Les Membres ont noté que même si l'économie mondiale s'affaiblissait progressivement en raison des divers vents contraires qui faisaient dérailler la reprise, la croissance de la production intérieure restait positive grâce au soutien combiné des politiques budgétaire et monétaire. Le MPC a donc exhorté les deux autorités à continuer d'harmoniser leurs différentes politiques pour atteindre les objectifs souhaités de stabilité des prix et de croissance soutenue.

En prenant la décision d'assouplir, de maintenir ou de resserrer l'orientation de la politique, le Comité a estimé que, étant donné que tous les facteurs de causalité, tels que la guerre russo-ukrainienne, les perturbations de la chaîne d'approvisionnement, le ralentissement en Chine, la hausse de l'inflation dans les économies avancées et d'autres vents contraires étaient encore dominants, une option de relâchement n'était pas souhaitable lors de cette réunion. Le Comité a également estimé qu'avec la hausse de l'inflation, l'assouplissement de l'orientation de la politique conduirait à une hausse plus agressive de l'inflation et éroderait les gains déjà réalisés grâce au resserrement.

En ce qui concerne l'opportunité de maintenir, le MPC était d'avis qu'une position de maintien à une période proche de la saison des fêtes de décembre et des dépenses importantes attendues lors des élections générales de 2023 à une époque de forte inflation compromettraient considérablement les gains des précédentes hausses des taux directeurs et plonger l'économie plus profondément dans le piège de l'inflation.

Le MPC a donc décidé de poursuivre le resserrement, mais à un rythme légèrement inférieur, notant qu'un resserrement de l'orientation de la politique réduirait la marge d'intérêt effective réelle négative et améliorerait ainsi le sentiment du marché et restaurerait davantage la confiance des investisseurs. MPC a également estimé que les développements récents en termes de décélération observée d'un mois sur l'autre du taux d'augmentation de l'inflation suggèrent que les politiques de resserrement précédentes produisaient les résultats attendus. Elle a donc estimé que le maintien du resserrement consoliderait davantage la baisse de l'inflation, quoique de manière plus significative.

La décision du comité

Le MPC a noté que l'inflation a poursuivi sa tendance à la hausse, bien qu'à un rythme en décélération, malgré ses trois dernières hausses consécutives importantes des taux directeurs.

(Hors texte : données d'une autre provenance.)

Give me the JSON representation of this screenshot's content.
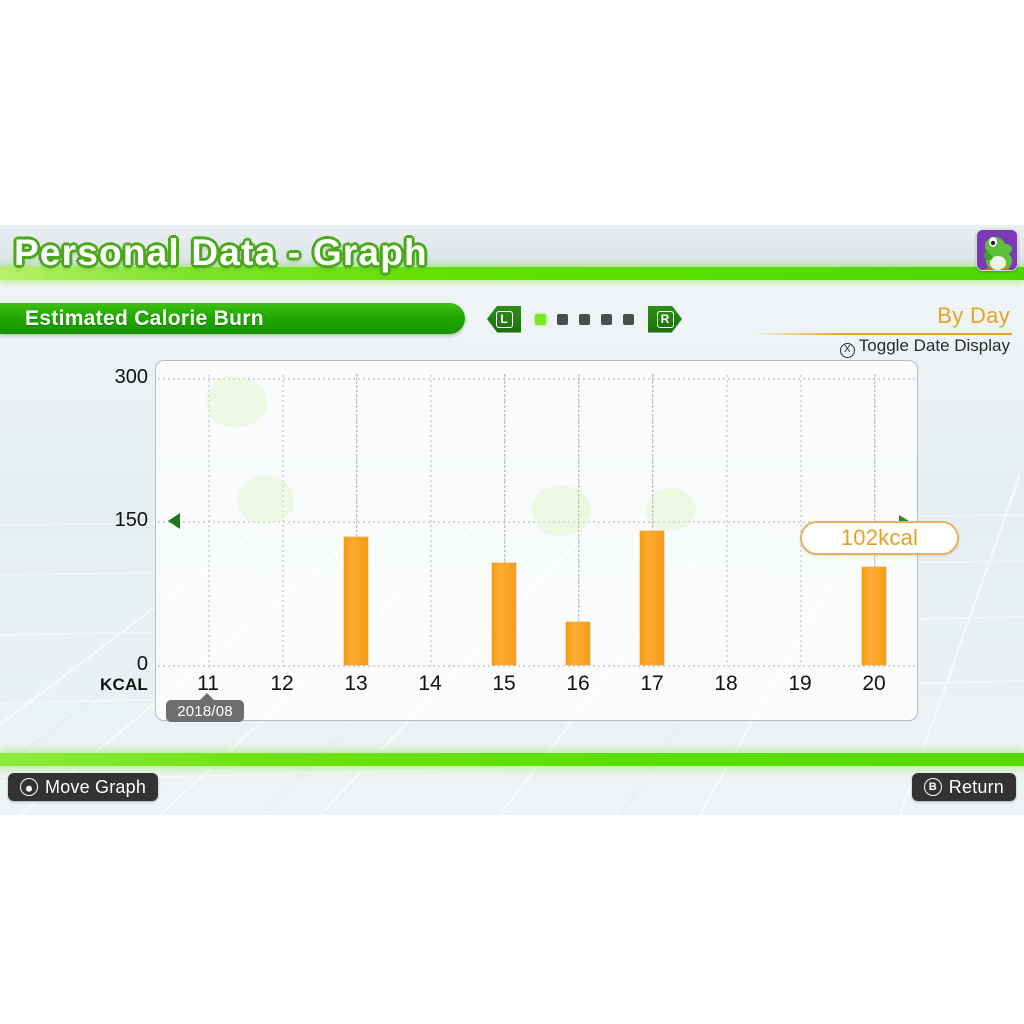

Les choix du Comité étaient de savoir s'il fallait encore augmenter les taux ou faire une pause pour que l'impact des trois dernières hausses de taux continue de se répercuter sur l'économie. Dans ce MPC, les options envisagées étaient donc principalement de maintenir ou de resserrer davantage le taux directeur. L'option d'assouplissement n'a pas été envisagée car cela compromettrait gravement les gains des trois dernières hausses de taux.

Le Comité a donc voté à l'unanimité pour relever le taux directeur monétaire (MPR). Neuf (9) membres ont voté pour augmenter le MPR de 100 points de base et 2 membres ont voté pour augmenter le MPR de 50 points de base.

En résumé, le MPC a voté pour :

I.         Augmenter le MPR à 16,5 % ;

II. Conserver le corridor asymétrique de +100/-700 points de base autour du MPR ;

III. Conserver le CRR à 32,5 % ; et

IV. Maintenir le ratio de liquidité à 30 %.